Why is iterative k-way merge O(nk^2)?

k-way merge is the algorithm that takes as input k sorted arrays, each of size n. It outputs a single sorted array of all the elements.

It does so by using the "merge" routine central to the merge sort algorithm to merge array 1 to array 2, and then array 3 to this merged array, and so on until all k arrays have merged.

I had thought that this algorithm is O(kn) because the algorithm traverses each of the k arrays (each of length n) once. Why is it O(nk^2)?

Solution 1:

Because it doesn't traverse each of the k arrays once. The first array is traversed k-1 times, the first as merge(array-1,array-2), the second as merge(merge(array-1, array-2), array-3) ... and so on.

The result is k-1 merges with an average size of n*(k+1)/2 giving a complexity of O(n*(k^2-1)/2) which is O(nk^2).

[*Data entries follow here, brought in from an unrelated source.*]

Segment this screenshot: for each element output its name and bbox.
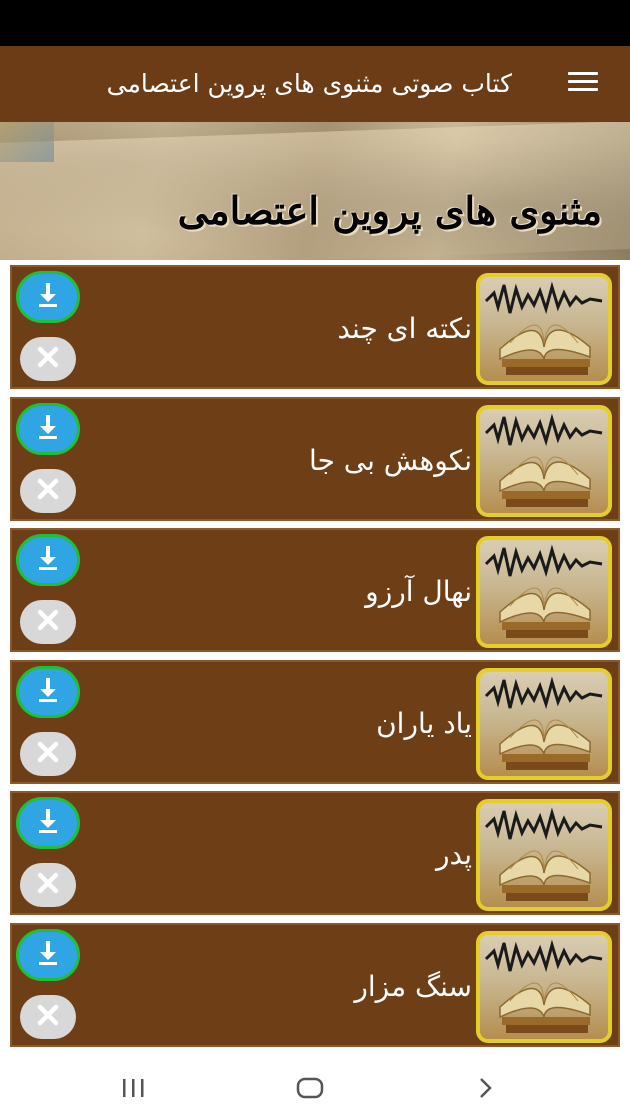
close-icon — [33, 1000, 63, 1034]
download-button[interactable] — [16, 534, 80, 586]
delete-button[interactable] — [20, 994, 76, 1039]
item-title: نکته ای چند — [337, 312, 472, 345]
download-icon — [33, 675, 63, 709]
hamburger-menu-icon[interactable] — [568, 72, 600, 96]
book-soundwave-image — [476, 404, 612, 517]
download-icon — [33, 412, 63, 446]
list-item[interactable]: سنگ مزار — [10, 922, 620, 1047]
delete-button[interactable] — [20, 731, 76, 776]
header-banner-image: مثنوی های پروین اعتصامی — [0, 122, 630, 260]
download-icon — [33, 280, 63, 314]
download-button[interactable] — [16, 928, 80, 981]
download-button[interactable] — [16, 402, 80, 455]
item-title: نکوهش بی جا — [309, 443, 472, 477]
download-button[interactable] — [16, 665, 80, 718]
book-soundwave-image — [476, 273, 612, 385]
close-icon — [33, 868, 63, 902]
status-bar — [0, 0, 630, 46]
item-title: پدر — [435, 838, 472, 871]
close-icon — [33, 737, 63, 771]
book-soundwave-image — [476, 667, 612, 780]
banner-title: مثنوی های پروین اعتصامی — [177, 188, 602, 233]
delete-button[interactable] — [20, 600, 76, 644]
delete-button[interactable] — [20, 337, 76, 381]
download-icon — [33, 543, 63, 577]
book-soundwave-image — [476, 930, 612, 1043]
list-item[interactable]: پدر — [10, 791, 620, 915]
home-icon[interactable] — [290, 1070, 330, 1106]
delete-button[interactable] — [20, 468, 76, 513]
book-soundwave-image — [476, 799, 612, 911]
item-title: نهال آرزو — [365, 575, 472, 608]
item-title: یاد یاران — [376, 706, 472, 740]
list-item[interactable]: یاد یاران — [10, 659, 620, 784]
back-icon[interactable] — [466, 1070, 506, 1106]
system-nav-bar — [0, 1056, 630, 1120]
list-item[interactable]: نکته ای چند — [10, 265, 620, 389]
download-icon — [33, 806, 63, 840]
close-icon — [33, 342, 63, 376]
book-soundwave-image — [476, 536, 612, 648]
download-icon — [33, 938, 63, 972]
close-icon — [33, 605, 63, 639]
recent-apps-icon[interactable] — [114, 1070, 154, 1106]
list-item[interactable]: نهال آرزو — [10, 528, 620, 652]
download-button[interactable] — [16, 271, 80, 323]
close-icon — [33, 474, 63, 508]
delete-button[interactable] — [20, 863, 76, 907]
item-title: سنگ مزار — [354, 969, 472, 1003]
list-item[interactable]: نکوهش بی جا — [10, 396, 620, 521]
download-button[interactable] — [16, 797, 80, 849]
app-title: کتاب صوتی مثنوی های پروین اعتصامی — [106, 69, 512, 98]
app-bar: کتاب صوتی مثنوی های پروین اعتصامی — [0, 46, 630, 122]
ornament-icon — [0, 122, 54, 162]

The mistake you made was forgetting that the merges are done serially rather than in parallel, so the arrays are not all size n.

Solution 2:

Actually in the worst case scenario,there will be n comparisons for the first array, 2n for the second, 3n for the third and soon till (k - 1)n.
So now the complexity becomes simply

n + 2n + 3n + 4n + ... + (k - 1)n
= n(1 + 2 + 3 + 4 + ... + (k - 1))
= n((k - 1)*k) / 2
= n(k^2 - k) / 2
= O(nk ^ 2)

:-)

Solution 3:

How about this:

Step 1: Merge arrays (1 and 2), arrays (3 and 4), and so on. (k/2 array merges of 2n, total work kn).

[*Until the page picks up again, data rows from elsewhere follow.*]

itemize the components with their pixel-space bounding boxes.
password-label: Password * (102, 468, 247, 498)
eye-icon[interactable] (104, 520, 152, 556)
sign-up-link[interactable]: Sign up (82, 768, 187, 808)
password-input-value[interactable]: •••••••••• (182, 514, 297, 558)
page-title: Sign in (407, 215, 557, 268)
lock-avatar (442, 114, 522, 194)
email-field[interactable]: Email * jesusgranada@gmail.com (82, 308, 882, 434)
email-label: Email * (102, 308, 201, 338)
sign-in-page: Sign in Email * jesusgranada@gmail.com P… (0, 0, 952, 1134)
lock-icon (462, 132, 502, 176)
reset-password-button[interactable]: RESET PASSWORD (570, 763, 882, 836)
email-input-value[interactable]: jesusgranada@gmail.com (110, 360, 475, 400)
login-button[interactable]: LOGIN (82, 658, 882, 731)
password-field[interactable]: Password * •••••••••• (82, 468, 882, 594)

Step 2: Merge array (1,2 and 3,4), arrays (5,6 and 7,8), and so on (k/4 merges of 4n, total work kn).

Step 3: Repeat...

There will be log(k) such "Steps", each with kn work. Hence total work done = O(k.n.log(k)).

Even otherwise, if we were to just sort all the elements of the array we could still merge everything in O(k.n.log(k.n)) time.